The U.S. Air Force has certified SpaceX for military space launch.
The Tuesday announcement makes SpaceX just the second company to receive the green light from the U.S. Air Force for sending national security payloads into orbit.
SpaceX will have its first chance to vie for work in June when the service sends out a request for proposal GPS III launch services, according to a report by Military Times.
"This is a very important milestone for the Air Force and the Department of Defense," Secretary of the Air Force Deborah Lee James said in a DoD press release. "SpaceX's emergence as a viable commercial launch provider provides the opportunity to compete launch services for the first time in almost a decade.
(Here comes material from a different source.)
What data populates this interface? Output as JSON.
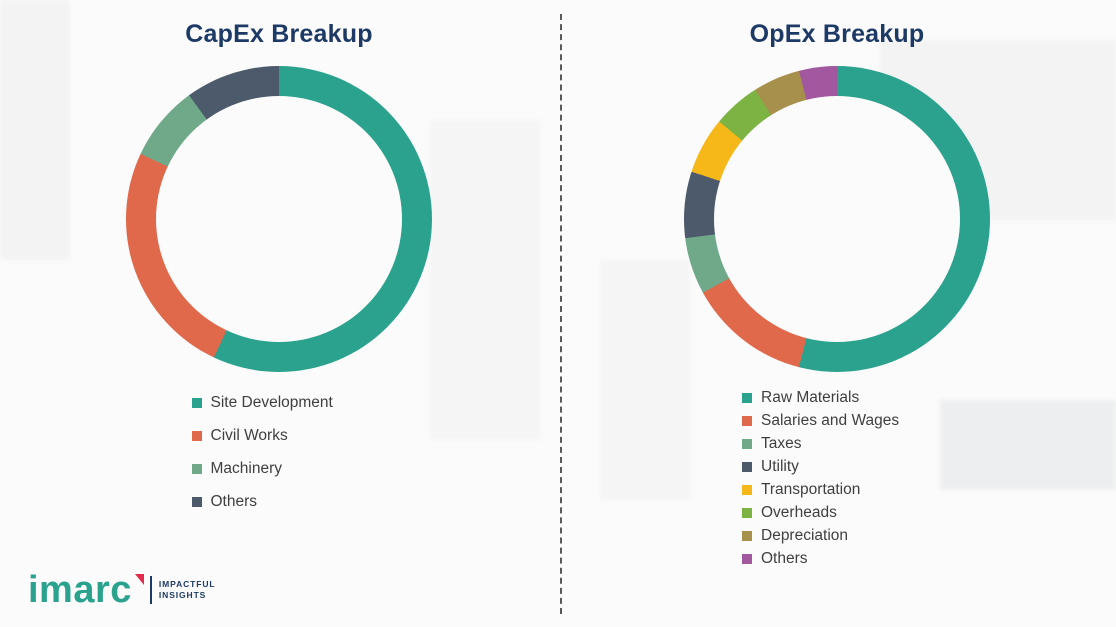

Ultimately, leveraging of the commercial space market drives down cost to the American taxpayer and improves our military's resiliency."
In the same release, SpaceX CEO Elon Musk said, “This is an important step toward bringing competition to National Security Space launch. We thank the Air Force for its confidence in us and look forward to serving it well."
It took a while for SpaceX to receive certification. According to Military Times, Musk, who had been critical of the lethargic process, “went so far as to intimate Air Force officials were purposefully slow-rolling his firm.”
Space X sued the Air Force last year when it awarded United Launch Alliance (ULA) with a block-buy of contracts. The lawsuit was settled and the Air Force vowed to better keep contracts open for competition moving forward.
ULA, which is a joint venture from Boeing and Lockheed Martin, previously had a monopoly on the U.S. military space launch due to the Air Force’s Evolved Expendable Launch Vehicle (EELV) contract. With competition, the Air Force hopes that the government will receive better prices.